Si vas a pisar suelo estadounidense (y en general, a cualquier lugar del mundo) es recomendable llevar un seguro de viaje. Ya no sólo por los imprevistos relacionados con vuelos o equipaje, sino principalmente por los posibles gastos médicos. En Estados Unidos cualquier intervención médica se va a miles de dólares que tienes que pagar de tu bolsillo, así que compensa pagar por un seguro de viaje. Nosotros elegimos IATI, con el que tenéis un descuento del 5% pinchando en este enlace.



GASTO TOTAL


En resumen el viaje nos costó 1571$ para dos personas. Creemos que no es un presupuesto demasiado elevado comparándolo con otros viajeros que han ido en época de temporada alta y que es cierto que podríamos haber recortado en algunos gastos (comida, principalmente) o haber gastado más (actividades como eventos deportivos o teatrales). En resumen estamos contentos con lo gastado.




Puedes leer todas nuestras entradas de Nueva York en este enlace.

jueves, 13 de abril de 2017

Nueva York: Consejos para ahorrar y disfrutar

En este post os queremos detallar una serie de consejos personales para ahorrar y para que vuestro viaje a Nueva York sea lo más provechoso posible. No queremos entrar en detalles sobre qué visitar o qué no, ya que eso dependerá de qué os apetezca, pero sí contaros desde nuestra experiencia qué creemos imperdible. Os contaremos qué pensamos sobre las famosas tarjetas turísticas (New York Pass, City Pass), entradas gratuitas a los museos, cómo ahorrar en transporte, etc. Esperemos que os resulte interesante.

¿Compensa contratar el New York Pass o el City Pass? No existe una respuesta cerrada, pero nosotros echamos cuentas y no nos compensaba. Lo primero que debéis hacer es ver qué museos y atracciones vais a visitar sí o sí y cómo os vais a mover por Nueva York y comparar los gastos con el precio de estas tarjetas. Los precios van desde los 109$ para un pase de un día a los más de 300$ para uno de diez e incluyen entradas a los principales puntos de interés, pero no el metro. Una vez analizados tus gastos fijos en entradas (más adelante os explicamos cómo ahorrar en los museos), estudia si te compensa o no comprar estas tarjetas.

La entrada al Met está incluida en las tarjetas turísticas
¿Existe la temporada baja en Nueva York? Lógicamente no hemos estado en esta ciudad durante todo un año para saberlo, pero sí hemos podido comprobar que en la época en que hemos ido nosotros (mitad de enero) la cantidad de turistas era mucho más baja de lo que esperamos. Y eso por supuesto se nota también en los precios de vuelos y hoteles.

Ventajas de ir cuando más baja es la temporada
¿Cómo voy del aeropuerto al centro de la ciudad? Tanto desde el JFK como desde LaGuardia hay metro que te deja en Manhattan. Dependiendo de cuántos seáis os puede compensar alquilar un minibús o ir en taxi, pero tenéis que saber que el precio del metro es de 7,75$ por persona para ir del aeropuerto a cualquier parte de Manhattan. Nosotros llegamos a las once de la noche y fuimos sin ningún problema. Es seguro, puntual y en poco más de una hora aproximadamente llegas a tu destino, así que por el precio compensa.

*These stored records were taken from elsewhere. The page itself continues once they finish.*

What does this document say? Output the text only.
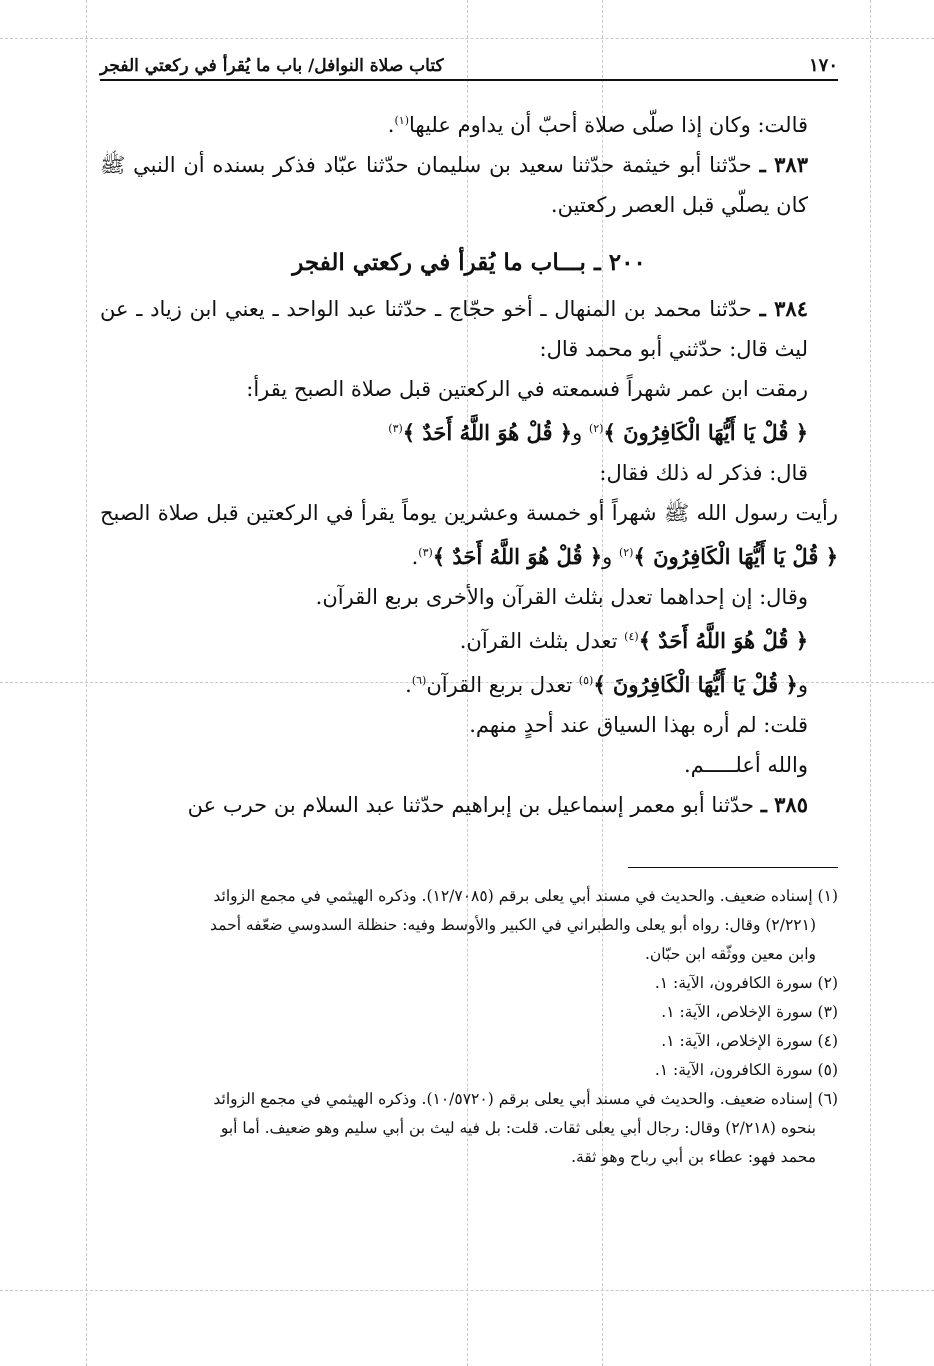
١٧٠
كتاب صلاة النوافل/ باب ما يُقرأ في ركعتي الفجر

قالت: وكان إذا صلّى صلاة أحبّ أن يداوم عليها$^{(١)}$.

٣٨٣ ـ حدّثنا أبو خيثمة حدّثنا سعيد بن سليمان حدّثنا عبّاد فذكر بسنده أن النبي ﷺ كان يصلّي قبل العصر ركعتين.

٢٠٠ ـ بـــاب ما يُقرأ في ركعتي الفجر

٣٨٤ ـ حدّثنا محمد بن المنهال ـ أخو حجّاج ـ حدّثنا عبد الواحد ـ يعني ابن زياد ـ عن ليث قال: حدّثني أبو محمد قال:

رمقت ابن عمر شهراً فسمعته في الركعتين قبل صلاة الصبح يقرأ:

﴿ قُلْ يَا أَيُّهَا الْكَافِرُونَ ﴾$^{(٢)}$ و﴿ قُلْ هُوَ اللَّهُ أَحَدٌ ﴾$^{(٣)}$

قال: فذكر له ذلك فقال:

رأيت رسول الله ﷺ شهراً أو خمسة وعشرين يوماً يقرأ في الركعتين قبل صلاة الصبح ﴿ قُلْ يَا أَيُّهَا الْكَافِرُونَ ﴾$^{(٢)}$ و﴿ قُلْ هُوَ اللَّهُ أَحَدٌ ﴾$^{(٣)}$.

وقال: إن إحداهما تعدل بثلث القرآن والأخرى بربع القرآن.

﴿ قُلْ هُوَ اللَّهُ أَحَدٌ ﴾$^{(٤)}$ تعدل بثلث القرآن.

و﴿ قُلْ يَا أَيُّهَا الْكَافِرُونَ ﴾$^{(٥)}$ تعدل بربع القرآن$^{(٦)}$.

قلت: لم أره بهذا السياق عند أحدٍ منهم.

والله أعلـــــم.

٣٨٥ ـ حدّثنا أبو معمر إسماعيل بن إبراهيم حدّثنا عبد السلام بن حرب عن

(١) إسناده ضعيف. والحديث في مسند أبي يعلى برقم (١٢/٧٠٨٥). وذكره الهيثمي في مجمع الزوائد

(٢/٢٢١) وقال: رواه أبو يعلى والطبراني في الكبير والأوسط وفيه: حنظلة السدوسي ضعّفه أحمد

وابن معين ووثّقه ابن حبّان.

(٢) سورة الكافرون، الآية: ١.

(٣) سورة الإخلاص، الآية: ١.

(٤) سورة الإخلاص، الآية: ١.

(٥) سورة الكافرون، الآية: ١.

(٦) إسناده ضعيف. والحديث في مسند أبي يعلى برقم (١٠/٥٧٢٠). وذكره الهيثمي في مجمع الزوائد

بنحوه (٢/٢١٨) وقال: رجال أبي يعلى ثقات. قلت: بل فيه ليث بن أبي سليم وهو ضعيف. أما أبو

محمد فهو: عطاء بن أبي رباح وهو ثقة.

El metro es seguro y eficiente y la manera más barata de ir desde el aeropuerto
¿Cómo me muevo por Nueva York? Esto dependerá de cuál sea tu plan para cada día y dónde te alojes. Nosotros compramos el bono de 7 días y nos costó 32$ y teniendo en cuenta que cada viaje individual cuesta 2,75$, nos permitía hacer dos viajes al día a cada uno y ya nos ahorrábamos dinero. La mejor opción siempre es andar, pero si planeas usarlo al menos dos veces al día en siete días, mejor ese bono.

Usar el metro de Nueva York también es parte del viaje
¿Cómo ahorro en entradas? Esto está muy relacionado con el primer consejo. Si tienes intención de ver los principales museos tienes que saber que algunos son gratuitos en determinados días. Por ejemplo, el Museo de Arte Moderno (MoMA) es gratis los viernes por la tarde y el del 11-S los martes por la tarde. Tanto en el Museo de Historia Natural como en el Met se paga lo que cada uno quiera (siempre que no lo compres por la web), así que tú puedes marcarte el precio de la entrada (siempre valorando justamente qué se va a ver). Por eso es importante planificar bien qué se quiere ver y cuándo para minimizar gastos. Si lo que queréis es ver musicales o teatros, en enero y febrero hay semanas con ofertas 2x1 o podéis probar con los sorteos de entradas a bajos precios el mismo día de la función.

El Museo de Historia Natural es imprescindible
¿Subir al Top of the Rock, Empire State o One World? Una vez más no podemos opinar por los tres observatorios más importantes de Nueva York, pero según habíamos leído de muchos viajeros el Top of the Rock era el que más gustaba. Y pudimos comprobar que realmente las vistas son espectaculares. El motivo principal parece obvio: desde el Empire State no vas a ver el Empire State. Nosotros sin duda recomendamos subir al Top of the Rock.

Nosotros nos quedamos con las vistas del Top of the Rock
¿Qué sitios no tan conocidos recomendamos? En Nueva York está todo descubierto, pero sí que hay determinados rincones que pueden tener menos fama que otros. En la punta sur de la Isla Roosevelt hay un antiguo hospital abandonado y unas buenas vistas de Manhattan y el edificio de Naciones Unidas. Si cruzas en el famoso teleférico aprovecha y date un paseo hasta ahí. Hay lugares curiosos, como el cementerio más antiguo de la ciudad, en la entrada sur de Chinatown, o caminar el High Line desde su punta norte en dirección sur (se aprecia mucho mejor los orígenes de ese parque). Hay varias webs donde se recogen lugares curiosos y menos conocidos de Nueva York.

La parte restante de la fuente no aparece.